The rate of abortions after a Down syndrome diagnosis is about 67 percent in the U.S., according to CBS News. Some put the rate as high as 90 percent, but it is difficult to determine the exact number because the U.S. does not keep detailed statistics about abortion. Some countries, such as Iceland, abort children diagnosed with Down syndrome at a rate of 100 percent.
The Utah bill now goes to the full House for a vote, which should be within the next few days.
Many credit the new defense of babies with Down Syndrome to the Gerber Baby campaign, which featured a baby with Down Syndropme for the first time last year.
Take a look:
Stemming from that campaign, the Daily Caller reports big change:
Gerber Baby company chose a Down syndrome child for the new face of its 2018 campaign in early February, inspiring a number of states to create, push or pass legislation protecting unborn babies who will be born with Down syndrome.

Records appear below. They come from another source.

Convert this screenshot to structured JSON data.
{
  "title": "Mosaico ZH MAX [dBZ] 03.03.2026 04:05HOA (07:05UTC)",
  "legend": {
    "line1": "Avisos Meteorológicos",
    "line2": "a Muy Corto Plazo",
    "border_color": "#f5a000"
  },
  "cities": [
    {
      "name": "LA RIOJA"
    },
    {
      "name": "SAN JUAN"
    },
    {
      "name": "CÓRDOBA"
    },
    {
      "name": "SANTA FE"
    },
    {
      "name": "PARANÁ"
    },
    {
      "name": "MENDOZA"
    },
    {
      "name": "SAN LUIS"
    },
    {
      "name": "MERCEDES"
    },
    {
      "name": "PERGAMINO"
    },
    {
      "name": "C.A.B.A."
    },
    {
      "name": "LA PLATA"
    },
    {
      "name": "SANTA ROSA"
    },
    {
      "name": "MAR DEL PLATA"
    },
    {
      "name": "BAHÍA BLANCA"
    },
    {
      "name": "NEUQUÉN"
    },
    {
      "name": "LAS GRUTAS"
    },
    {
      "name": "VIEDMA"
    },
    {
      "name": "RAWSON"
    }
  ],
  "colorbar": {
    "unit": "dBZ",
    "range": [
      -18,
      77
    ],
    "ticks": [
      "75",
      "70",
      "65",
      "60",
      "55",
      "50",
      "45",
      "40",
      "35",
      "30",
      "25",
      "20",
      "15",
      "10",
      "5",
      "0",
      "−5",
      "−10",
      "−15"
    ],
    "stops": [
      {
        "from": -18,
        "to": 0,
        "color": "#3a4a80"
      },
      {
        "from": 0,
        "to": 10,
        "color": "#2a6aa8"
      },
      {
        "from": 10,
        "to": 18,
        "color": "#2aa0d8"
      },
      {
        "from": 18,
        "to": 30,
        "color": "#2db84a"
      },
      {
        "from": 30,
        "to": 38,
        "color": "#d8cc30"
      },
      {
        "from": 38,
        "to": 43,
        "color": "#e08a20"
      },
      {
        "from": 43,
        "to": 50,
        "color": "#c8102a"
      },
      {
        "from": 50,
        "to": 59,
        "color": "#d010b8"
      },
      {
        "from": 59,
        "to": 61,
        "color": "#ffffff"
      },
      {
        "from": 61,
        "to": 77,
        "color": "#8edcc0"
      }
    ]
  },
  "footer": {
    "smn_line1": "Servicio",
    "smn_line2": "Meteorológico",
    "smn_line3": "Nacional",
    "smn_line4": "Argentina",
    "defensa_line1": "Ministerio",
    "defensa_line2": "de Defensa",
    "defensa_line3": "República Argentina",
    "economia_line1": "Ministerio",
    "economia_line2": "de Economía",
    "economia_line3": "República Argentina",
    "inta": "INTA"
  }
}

“Every year, we choose the baby who best exemplifies Gerber’s longstanding heritage of recognizing that every baby is a Gerber baby,” Gerber president Bill Partyka said, announcing Lucas Warren as the 2018 Gerber baby, according to TODAY. “We’re hoping this will impact everyone — that it will shed a little bit of light on the special needs community and help more individuals with special needs be accepted and not limited,” father Jason Warren told the Today Show. (RELATED: Gerber Baby Campaign Marks Historic First With Down Syndrome Cover Child)
Since Lucas took center stage, Down syndrome abortion bans have been introduced in Oklahoma, Missouri, West Virginia, Pennsylvania and Utah.

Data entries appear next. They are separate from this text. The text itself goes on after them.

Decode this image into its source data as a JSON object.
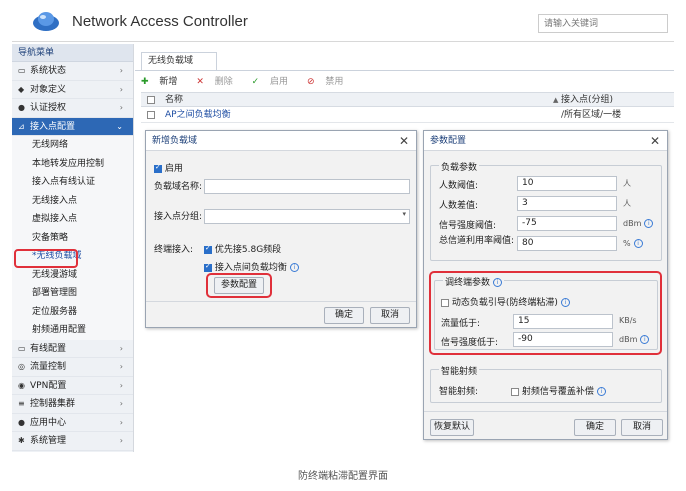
{
  "header": {
    "app_title": "Network Access Controller",
    "search_placeholder": "请输入关键词"
  },
  "sidebar": {
    "title": "导航菜单",
    "items_top": [
      {
        "icon": "monitor-icon",
        "glyph": "▭",
        "label": "系统状态"
      },
      {
        "icon": "shield-icon",
        "glyph": "◆",
        "label": "对象定义"
      },
      {
        "icon": "user-icon",
        "glyph": "●",
        "label": "认证授权"
      },
      {
        "icon": "wifi-icon",
        "glyph": "⊿",
        "label": "接入点配置"
      }
    ],
    "subitems": [
      "无线网络",
      "本地转发应用控制",
      "接入点有线认证",
      "无线接入点",
      "虚拟接入点",
      "灾备策略",
      "*无线负载域",
      "无线漫游域",
      "部署管理图",
      "定位服务器",
      "射频通用配置"
    ],
    "items_bottom": [
      {
        "icon": "wired-icon",
        "glyph": "▭",
        "label": "有线配置"
      },
      {
        "icon": "flow-icon",
        "glyph": "◎",
        "label": "流量控制"
      },
      {
        "icon": "vpn-icon",
        "glyph": "◉",
        "label": "VPN配置"
      },
      {
        "icon": "cluster-icon",
        "glyph": "≡",
        "label": "控制器集群"
      },
      {
        "icon": "app-icon",
        "glyph": "●",
        "label": "应用中心"
      },
      {
        "icon": "gear-icon",
        "glyph": "✱",
        "label": "系统管理"
      }
    ]
  },
  "main": {
    "tab": "无线负载域",
    "toolbar": {
      "add": "新增",
      "delete": "删除",
      "enable": "启用",
      "disable": "禁用"
    },
    "columns": {
      "name": "名称",
      "ap": "接入点(分组)"
    },
    "rows": [
      {
        "name": "AP之间负载均衡",
        "ap": "/所有区域/一楼"
      }
    ]
  },
  "dialog_new": {
    "title": "新增负载域",
    "enable": "启用",
    "name_label": "负载域名称:",
    "group_label": "接入点分组:",
    "terminal_label": "终端接入:",
    "opt_5g": "优先接5.8G频段",
    "opt_balance": "接入点间负载均衡",
    "params_button": "参数配置",
    "ok": "确定",
    "cancel": "取消"
  },
  "dialog_params": {
    "title": "参数配置",
    "load_section": "负载参数",
    "people_threshold_label": "人数阈值:",
    "people_threshold": "10",
    "people_threshold_unit": "人",
    "people_diff_label": "人数差值:",
    "people_diff": "3",
    "people_diff_unit": "人",
    "signal_threshold_label": "信号强度阈值:",
    "signal_threshold": "-75",
    "signal_threshold_unit": "dBm",
    "channel_util_label": "总信道利用率阈值:",
    "channel_util": "80",
    "channel_util_unit": "%",
    "sticky_section": "调终端参数",
    "dynamic_guide": "动态负载引导(防终端粘滞)",
    "traffic_label": "流量低于:",
    "traffic": "15",
    "traffic_unit": "KB/s",
    "signal_low_label": "信号强度低于:",
    "signal_low": "-90",
    "signal_low_unit": "dBm",
    "rf_section": "智能射频",
    "rf_label": "智能射频:",
    "rf_option": "射频信号覆盖补偿",
    "restore": "恢复默认",
    "ok": "确定",
    "cancel": "取消"
  },
  "caption": "防终端粘滞配置界面",
  "colors": {
    "accent": "#2d68b5",
    "highlight": "#e0303a"
  }
}
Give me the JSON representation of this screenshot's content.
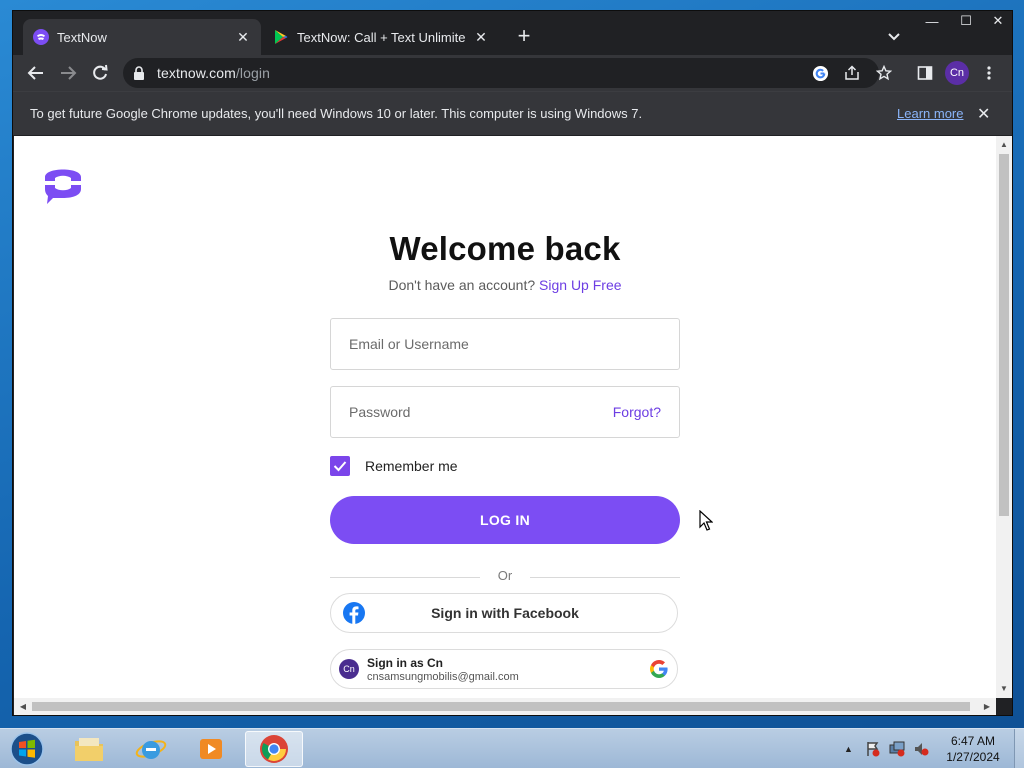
{
  "browser": {
    "tabs": [
      {
        "title": "TextNow",
        "active": true
      },
      {
        "title": "TextNow: Call + Text Unlimited - A",
        "active": false
      }
    ],
    "window_controls": {
      "minimize": "—",
      "maximize": "☐",
      "close": "✕"
    },
    "url_host": "textnow.com",
    "url_path": "/login",
    "profile_initials": "Cn",
    "infobar": {
      "message": "To get future Google Chrome updates, you'll need Windows 10 or later. This computer is using Windows 7.",
      "link": "Learn more"
    }
  },
  "page": {
    "heading": "Welcome back",
    "signup_prompt": "Don't have an account?",
    "signup_link": "Sign Up Free",
    "email_placeholder": "Email or Username",
    "password_placeholder": "Password",
    "forgot_link": "Forgot?",
    "remember_label": "Remember me",
    "remember_checked": true,
    "login_button": "LOG IN",
    "or_divider": "Or",
    "facebook_button": "Sign in with Facebook",
    "google_account": {
      "initials": "Cn",
      "name": "Sign in as Cn",
      "email": "cnsamsungmobilis@gmail.com"
    }
  },
  "taskbar": {
    "time": "6:47 AM",
    "date": "1/27/2024"
  },
  "colors": {
    "accent": "#7c4df3",
    "link": "#6d3ee3",
    "chrome_dark": "#202124",
    "chrome_toolbar": "#35363a"
  }
}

Utah is considering HB205 — the Down Syndrome Nondiscrimination Abortion Act. The bill is intended to send a message of non-discrimination according to the measure’s sponsor, Rep. Karianne Lisonbee, who claims it will prevent eugenic-like tendencies, according to The Salt Lake Tribune.
Pro-Life Utah group member Kristy Nielsen likened people with Down syndrome to endangered animals, claiming it’s ironic Utah protects animals and plants but won’t do the same when “a targeted people group is in danger of extinction.” (RELATED: Now Utah Is Cutting A Path To Ban Down Syndrome Abortions)

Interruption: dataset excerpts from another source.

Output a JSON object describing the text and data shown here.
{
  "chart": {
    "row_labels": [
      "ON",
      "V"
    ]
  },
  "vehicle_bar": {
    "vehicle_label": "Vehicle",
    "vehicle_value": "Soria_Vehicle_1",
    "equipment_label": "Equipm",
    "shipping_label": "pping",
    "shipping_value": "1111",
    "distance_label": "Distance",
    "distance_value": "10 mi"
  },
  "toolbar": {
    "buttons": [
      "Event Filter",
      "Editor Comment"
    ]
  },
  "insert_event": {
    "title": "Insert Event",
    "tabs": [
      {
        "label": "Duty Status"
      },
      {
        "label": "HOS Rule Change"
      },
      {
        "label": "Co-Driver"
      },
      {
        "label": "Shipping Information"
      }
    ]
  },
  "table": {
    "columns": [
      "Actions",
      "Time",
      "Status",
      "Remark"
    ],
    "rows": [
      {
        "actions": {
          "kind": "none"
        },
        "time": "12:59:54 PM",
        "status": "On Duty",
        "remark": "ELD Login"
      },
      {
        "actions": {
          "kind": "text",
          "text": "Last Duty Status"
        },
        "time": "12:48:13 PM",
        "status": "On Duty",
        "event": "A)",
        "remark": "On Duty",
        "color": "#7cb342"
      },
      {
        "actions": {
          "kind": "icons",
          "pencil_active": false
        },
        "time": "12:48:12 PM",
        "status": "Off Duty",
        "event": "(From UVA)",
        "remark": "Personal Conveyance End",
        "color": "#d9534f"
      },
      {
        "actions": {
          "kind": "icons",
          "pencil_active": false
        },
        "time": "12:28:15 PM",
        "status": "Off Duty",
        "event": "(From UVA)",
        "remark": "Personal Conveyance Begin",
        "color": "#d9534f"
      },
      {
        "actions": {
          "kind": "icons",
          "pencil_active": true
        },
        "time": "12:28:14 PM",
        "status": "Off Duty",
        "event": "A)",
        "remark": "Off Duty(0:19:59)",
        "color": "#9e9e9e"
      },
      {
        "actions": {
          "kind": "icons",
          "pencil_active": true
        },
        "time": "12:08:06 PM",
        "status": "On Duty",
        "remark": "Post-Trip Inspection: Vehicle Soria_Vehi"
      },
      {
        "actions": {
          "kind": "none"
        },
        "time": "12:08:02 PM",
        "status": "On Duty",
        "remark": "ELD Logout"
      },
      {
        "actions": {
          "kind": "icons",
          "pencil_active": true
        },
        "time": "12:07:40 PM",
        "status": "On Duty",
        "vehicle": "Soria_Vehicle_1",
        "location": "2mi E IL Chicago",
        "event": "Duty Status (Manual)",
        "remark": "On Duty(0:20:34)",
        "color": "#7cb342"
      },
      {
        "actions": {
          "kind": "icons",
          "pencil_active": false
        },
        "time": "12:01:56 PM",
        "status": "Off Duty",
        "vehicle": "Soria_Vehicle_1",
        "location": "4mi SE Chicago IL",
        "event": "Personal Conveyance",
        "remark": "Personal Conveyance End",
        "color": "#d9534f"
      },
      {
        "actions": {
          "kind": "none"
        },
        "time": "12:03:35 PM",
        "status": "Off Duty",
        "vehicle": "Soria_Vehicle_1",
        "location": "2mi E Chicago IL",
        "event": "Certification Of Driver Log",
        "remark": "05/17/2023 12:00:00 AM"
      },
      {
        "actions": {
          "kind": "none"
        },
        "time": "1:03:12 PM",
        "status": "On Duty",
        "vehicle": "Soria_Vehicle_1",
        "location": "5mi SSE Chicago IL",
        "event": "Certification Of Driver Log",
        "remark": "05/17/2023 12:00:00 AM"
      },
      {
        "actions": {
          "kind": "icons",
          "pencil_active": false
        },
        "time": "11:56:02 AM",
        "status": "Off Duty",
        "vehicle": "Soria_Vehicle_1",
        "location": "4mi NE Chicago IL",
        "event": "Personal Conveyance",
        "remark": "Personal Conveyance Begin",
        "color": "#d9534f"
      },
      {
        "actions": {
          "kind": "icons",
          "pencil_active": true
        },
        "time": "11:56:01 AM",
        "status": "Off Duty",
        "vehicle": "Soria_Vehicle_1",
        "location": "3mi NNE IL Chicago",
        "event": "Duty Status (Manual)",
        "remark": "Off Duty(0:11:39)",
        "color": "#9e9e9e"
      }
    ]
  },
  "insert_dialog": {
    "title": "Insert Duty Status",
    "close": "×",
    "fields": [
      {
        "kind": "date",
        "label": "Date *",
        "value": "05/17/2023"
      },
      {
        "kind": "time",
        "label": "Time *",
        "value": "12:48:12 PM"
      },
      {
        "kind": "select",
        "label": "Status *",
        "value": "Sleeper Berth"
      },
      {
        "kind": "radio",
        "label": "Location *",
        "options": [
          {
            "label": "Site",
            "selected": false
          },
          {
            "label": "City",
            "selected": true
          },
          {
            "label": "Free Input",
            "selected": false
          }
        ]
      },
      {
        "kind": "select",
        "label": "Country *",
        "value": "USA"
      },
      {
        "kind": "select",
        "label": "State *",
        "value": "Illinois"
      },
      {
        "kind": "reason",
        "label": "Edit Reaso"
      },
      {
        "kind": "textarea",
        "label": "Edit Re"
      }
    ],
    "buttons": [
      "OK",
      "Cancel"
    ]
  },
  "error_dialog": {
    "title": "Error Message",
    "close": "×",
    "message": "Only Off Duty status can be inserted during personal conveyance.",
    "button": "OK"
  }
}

Ohio has adopted House Bill 214, effectively banning doctors from aborting babies who test positive for Down syndrome. The law penalizes doctors who perform abortions on pregnant women with a positive test that their baby will have Down syndrome, but it does not fine or punish a woman who aborts her baby after receiving a positive test for the congenital disorder. Any doctor who performs an abortion on an unborn Down syndrome child will receive a fourth-degree felony charge under the law, the Associated Press reported.